Liaison office of Grand Ayatullah Sayyid Ali Al Sistani (L.M.H.L) in London, Europe, North and South America.
And then, you realize the secret: The Galician doesn't watch the night to see something. The Galician watches the night to remember something—a memory from before birth, a intuition of the tide, a genetic code from the Celtic ancestors who knew that the night is not the absence of light, but the presence of a different kind of truth. To practice "The Galician Night Watching Better," you must surrender your urban logic. Turn off your lantern. Put down the GPS. Sit on a granite wall in Ribeira or Malpica. Wait. Let the orujo warm your throat. Let the meigas dance on the foam.

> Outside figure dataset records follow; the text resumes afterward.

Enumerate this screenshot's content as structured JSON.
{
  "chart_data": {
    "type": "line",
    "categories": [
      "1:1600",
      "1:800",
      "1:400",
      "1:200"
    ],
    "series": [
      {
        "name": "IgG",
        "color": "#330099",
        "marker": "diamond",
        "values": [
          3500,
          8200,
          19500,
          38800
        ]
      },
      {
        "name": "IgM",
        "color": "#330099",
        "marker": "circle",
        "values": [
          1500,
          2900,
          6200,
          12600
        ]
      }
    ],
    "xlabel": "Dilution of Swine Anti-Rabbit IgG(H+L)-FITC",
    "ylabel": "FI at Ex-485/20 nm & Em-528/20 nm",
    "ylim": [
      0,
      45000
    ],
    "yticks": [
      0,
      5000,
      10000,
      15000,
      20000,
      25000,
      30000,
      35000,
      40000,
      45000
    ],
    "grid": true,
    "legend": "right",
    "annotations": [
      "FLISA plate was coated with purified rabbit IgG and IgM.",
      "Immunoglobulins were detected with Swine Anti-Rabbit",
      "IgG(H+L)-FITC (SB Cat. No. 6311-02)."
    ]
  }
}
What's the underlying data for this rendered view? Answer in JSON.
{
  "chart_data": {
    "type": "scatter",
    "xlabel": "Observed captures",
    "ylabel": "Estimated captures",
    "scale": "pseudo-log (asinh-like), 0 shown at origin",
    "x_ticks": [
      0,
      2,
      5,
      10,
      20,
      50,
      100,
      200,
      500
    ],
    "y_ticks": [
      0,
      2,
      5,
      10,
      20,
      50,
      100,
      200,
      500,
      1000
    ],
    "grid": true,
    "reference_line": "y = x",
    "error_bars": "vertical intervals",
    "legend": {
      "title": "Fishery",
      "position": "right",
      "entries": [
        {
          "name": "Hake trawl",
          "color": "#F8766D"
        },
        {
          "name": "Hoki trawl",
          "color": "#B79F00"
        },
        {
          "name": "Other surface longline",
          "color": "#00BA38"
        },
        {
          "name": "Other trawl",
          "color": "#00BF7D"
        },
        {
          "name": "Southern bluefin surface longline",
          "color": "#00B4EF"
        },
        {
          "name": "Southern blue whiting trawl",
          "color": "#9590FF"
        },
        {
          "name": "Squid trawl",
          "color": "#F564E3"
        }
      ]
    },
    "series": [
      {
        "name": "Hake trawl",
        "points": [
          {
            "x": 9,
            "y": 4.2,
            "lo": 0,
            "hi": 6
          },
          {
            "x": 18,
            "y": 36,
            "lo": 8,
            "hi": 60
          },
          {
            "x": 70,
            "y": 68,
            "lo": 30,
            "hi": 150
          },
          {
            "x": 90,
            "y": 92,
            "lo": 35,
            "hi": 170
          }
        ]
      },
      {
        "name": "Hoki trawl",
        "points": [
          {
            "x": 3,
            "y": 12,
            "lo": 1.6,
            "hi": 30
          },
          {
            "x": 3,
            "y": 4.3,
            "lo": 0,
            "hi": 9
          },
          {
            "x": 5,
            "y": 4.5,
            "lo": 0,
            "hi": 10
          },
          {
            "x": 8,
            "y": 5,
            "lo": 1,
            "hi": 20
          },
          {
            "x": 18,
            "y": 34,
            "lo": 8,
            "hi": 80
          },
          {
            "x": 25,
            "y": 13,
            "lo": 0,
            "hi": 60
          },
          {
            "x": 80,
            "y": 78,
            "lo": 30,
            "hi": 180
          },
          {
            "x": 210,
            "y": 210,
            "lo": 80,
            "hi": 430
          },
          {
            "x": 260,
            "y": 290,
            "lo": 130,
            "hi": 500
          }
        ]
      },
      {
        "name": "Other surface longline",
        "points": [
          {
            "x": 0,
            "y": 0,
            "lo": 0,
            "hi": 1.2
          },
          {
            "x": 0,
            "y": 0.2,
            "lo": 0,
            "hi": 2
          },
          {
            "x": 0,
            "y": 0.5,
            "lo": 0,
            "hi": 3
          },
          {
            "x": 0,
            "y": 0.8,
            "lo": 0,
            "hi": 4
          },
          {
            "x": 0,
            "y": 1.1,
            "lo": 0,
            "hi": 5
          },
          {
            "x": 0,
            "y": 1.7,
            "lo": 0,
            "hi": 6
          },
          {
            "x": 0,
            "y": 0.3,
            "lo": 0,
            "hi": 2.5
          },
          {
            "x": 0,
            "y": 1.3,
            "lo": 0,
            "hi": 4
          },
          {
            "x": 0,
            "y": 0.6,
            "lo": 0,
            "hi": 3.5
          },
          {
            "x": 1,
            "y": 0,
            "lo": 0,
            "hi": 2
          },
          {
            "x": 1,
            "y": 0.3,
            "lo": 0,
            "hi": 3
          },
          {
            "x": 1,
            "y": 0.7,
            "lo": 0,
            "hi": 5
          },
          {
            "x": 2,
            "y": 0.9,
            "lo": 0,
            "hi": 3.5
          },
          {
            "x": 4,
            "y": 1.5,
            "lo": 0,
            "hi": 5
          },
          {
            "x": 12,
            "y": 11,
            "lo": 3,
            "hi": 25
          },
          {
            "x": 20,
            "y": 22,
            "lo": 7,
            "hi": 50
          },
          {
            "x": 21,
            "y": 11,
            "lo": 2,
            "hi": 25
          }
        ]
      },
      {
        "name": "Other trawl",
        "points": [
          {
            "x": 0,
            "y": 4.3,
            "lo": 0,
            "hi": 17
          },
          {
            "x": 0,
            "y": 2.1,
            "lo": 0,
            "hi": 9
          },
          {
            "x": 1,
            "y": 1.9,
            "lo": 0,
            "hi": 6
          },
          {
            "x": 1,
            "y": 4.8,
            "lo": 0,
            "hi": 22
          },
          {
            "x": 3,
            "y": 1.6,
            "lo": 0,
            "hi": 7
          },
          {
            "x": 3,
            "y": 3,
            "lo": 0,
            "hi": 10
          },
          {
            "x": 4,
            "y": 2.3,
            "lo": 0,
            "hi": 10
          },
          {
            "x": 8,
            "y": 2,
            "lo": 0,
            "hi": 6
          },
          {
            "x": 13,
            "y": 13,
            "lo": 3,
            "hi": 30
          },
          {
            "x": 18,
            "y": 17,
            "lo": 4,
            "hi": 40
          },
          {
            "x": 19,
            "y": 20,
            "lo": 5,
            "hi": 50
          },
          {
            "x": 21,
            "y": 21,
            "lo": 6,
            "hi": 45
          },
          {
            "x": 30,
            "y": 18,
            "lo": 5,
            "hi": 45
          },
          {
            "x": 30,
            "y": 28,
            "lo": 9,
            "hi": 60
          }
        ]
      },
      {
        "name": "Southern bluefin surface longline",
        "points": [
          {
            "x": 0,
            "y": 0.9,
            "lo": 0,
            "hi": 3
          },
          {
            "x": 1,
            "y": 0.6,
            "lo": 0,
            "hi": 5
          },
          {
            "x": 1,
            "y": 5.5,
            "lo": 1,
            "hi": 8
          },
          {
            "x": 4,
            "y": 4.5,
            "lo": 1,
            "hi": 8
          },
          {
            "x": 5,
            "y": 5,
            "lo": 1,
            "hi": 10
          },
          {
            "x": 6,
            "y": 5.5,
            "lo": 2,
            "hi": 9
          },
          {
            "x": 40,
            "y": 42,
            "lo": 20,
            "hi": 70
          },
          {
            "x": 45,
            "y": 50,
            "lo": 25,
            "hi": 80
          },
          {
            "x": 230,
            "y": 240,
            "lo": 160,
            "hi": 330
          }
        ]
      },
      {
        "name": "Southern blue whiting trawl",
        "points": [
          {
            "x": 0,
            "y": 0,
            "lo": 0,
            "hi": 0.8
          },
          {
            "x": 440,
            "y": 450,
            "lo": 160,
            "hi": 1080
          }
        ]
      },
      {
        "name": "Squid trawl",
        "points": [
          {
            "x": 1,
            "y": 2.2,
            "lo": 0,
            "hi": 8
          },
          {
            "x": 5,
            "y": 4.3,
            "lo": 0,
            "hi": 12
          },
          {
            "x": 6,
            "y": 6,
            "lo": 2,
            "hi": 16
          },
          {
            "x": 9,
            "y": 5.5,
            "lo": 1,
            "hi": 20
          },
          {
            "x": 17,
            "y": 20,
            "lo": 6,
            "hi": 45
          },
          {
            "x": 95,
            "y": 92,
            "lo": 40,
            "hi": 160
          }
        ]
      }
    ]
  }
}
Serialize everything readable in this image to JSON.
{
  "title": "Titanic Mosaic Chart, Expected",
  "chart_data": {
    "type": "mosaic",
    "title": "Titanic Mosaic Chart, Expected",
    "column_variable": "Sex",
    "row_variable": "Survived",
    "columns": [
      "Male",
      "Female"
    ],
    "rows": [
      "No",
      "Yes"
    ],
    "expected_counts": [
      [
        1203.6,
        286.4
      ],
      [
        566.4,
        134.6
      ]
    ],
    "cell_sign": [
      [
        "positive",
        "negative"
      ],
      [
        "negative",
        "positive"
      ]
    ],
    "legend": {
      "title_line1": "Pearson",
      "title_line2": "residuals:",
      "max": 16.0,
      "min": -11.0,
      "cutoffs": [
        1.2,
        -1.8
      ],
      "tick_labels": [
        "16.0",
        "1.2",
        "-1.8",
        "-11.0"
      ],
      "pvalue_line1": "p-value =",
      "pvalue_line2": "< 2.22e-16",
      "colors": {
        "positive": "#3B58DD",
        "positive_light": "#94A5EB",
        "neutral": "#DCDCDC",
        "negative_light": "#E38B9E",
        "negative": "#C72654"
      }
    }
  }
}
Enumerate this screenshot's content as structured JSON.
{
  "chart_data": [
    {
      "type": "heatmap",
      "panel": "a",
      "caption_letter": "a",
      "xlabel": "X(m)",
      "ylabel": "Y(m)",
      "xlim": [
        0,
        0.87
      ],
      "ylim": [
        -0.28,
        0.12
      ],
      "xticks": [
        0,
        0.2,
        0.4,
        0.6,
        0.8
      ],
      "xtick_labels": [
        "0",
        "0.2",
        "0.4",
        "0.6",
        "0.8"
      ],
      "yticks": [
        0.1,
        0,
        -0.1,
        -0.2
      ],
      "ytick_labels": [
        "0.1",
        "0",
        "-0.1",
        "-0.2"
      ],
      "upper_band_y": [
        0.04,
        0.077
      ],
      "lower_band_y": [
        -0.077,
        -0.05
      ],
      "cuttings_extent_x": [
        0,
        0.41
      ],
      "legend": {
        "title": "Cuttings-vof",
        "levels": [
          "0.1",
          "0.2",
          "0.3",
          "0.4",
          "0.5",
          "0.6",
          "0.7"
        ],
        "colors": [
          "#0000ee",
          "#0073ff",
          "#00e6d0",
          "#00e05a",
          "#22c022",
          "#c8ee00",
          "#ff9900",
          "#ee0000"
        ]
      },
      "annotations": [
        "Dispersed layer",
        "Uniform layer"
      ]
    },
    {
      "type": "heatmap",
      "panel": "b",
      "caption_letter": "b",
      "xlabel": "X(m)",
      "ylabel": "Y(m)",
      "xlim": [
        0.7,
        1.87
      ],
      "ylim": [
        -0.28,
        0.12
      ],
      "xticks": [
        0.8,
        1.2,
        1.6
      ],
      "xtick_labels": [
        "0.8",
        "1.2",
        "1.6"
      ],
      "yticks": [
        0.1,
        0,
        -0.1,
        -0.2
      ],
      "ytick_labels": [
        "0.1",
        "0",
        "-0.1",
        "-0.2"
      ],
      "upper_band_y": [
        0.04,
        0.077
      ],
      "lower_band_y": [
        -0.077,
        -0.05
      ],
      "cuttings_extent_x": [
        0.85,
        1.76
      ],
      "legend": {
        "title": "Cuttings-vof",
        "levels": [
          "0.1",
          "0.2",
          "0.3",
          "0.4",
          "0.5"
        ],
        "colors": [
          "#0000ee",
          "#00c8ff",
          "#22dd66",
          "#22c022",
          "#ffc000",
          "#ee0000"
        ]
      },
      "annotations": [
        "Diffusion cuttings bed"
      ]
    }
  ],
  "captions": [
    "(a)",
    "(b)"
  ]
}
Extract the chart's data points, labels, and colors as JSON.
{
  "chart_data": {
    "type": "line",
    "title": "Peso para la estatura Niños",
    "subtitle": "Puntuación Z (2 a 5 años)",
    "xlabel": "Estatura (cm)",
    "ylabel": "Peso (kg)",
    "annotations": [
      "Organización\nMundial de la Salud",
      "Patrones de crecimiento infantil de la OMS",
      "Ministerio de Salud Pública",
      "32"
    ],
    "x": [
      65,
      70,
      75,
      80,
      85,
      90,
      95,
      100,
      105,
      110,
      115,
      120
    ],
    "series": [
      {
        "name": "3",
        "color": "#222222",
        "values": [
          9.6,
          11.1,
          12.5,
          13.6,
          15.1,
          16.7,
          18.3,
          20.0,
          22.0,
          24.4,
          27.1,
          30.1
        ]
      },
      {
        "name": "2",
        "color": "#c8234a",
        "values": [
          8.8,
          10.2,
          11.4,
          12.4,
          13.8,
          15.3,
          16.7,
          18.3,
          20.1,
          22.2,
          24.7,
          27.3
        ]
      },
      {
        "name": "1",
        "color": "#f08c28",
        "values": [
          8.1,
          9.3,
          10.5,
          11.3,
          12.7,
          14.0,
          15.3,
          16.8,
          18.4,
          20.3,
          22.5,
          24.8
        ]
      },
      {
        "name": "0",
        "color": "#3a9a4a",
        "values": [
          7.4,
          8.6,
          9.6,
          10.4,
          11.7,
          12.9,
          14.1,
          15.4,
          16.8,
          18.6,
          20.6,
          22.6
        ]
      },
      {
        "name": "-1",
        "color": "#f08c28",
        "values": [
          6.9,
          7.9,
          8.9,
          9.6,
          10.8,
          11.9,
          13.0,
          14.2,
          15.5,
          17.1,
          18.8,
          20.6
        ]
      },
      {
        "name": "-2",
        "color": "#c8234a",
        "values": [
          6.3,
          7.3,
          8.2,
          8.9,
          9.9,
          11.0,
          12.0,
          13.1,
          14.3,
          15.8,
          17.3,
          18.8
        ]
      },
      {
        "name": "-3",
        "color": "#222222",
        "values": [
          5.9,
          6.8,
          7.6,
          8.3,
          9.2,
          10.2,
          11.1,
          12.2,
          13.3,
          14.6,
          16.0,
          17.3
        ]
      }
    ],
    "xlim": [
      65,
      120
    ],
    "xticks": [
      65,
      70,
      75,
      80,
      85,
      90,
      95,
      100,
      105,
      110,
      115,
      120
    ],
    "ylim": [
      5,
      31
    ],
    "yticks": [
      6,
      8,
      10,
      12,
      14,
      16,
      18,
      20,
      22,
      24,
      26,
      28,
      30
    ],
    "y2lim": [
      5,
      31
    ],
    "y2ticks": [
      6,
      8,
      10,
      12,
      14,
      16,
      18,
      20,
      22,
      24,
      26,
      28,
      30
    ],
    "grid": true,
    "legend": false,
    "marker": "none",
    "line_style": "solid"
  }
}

If you have ever stood on the Lighthouse of Finisterre (literally "the end of the world"), facing the sheer impossible darkness of the Atlantic, you understand. To watch better at night in Galicia is to embrace the fog, the tide, and the silence. Here is how you, too, can master the art of "The Galician Night Watching Better." To understand why "The Galician Night Watching Better" is more than just a tourist tip, we must look at the Rías Altas and Rías Baixas . For centuries, Galicia was the "Coast of Death" ( Costa da Morte ). Ships laden with tin, silver, and dreams would smash against the submerged rocks because captains trusted their eyes during the day. Galicians learned that the sea lies during daylight. The true character of the ocean reveals itself only at night.
"The Galician Night Watching Better" reaches its peak here. You will feel the planet spin. You will hear the Fisterra wind singing a Gregorian chant. You are watching better now. You see the lights of fishing boats 50 kilometers out. You see the International Space Station cross the Lyra constellation. You see the salmón plateado (silver salmon) jumping in the moonlight.
You will not see better immediately. It takes three nights. But on the fourth night, the fog will part, the moon will crack the horizon, and you will see the Illas Cíes floating like a ship of gold. You will nod at the old man next to you who hasn't spoken a word in four hours. He will nod back.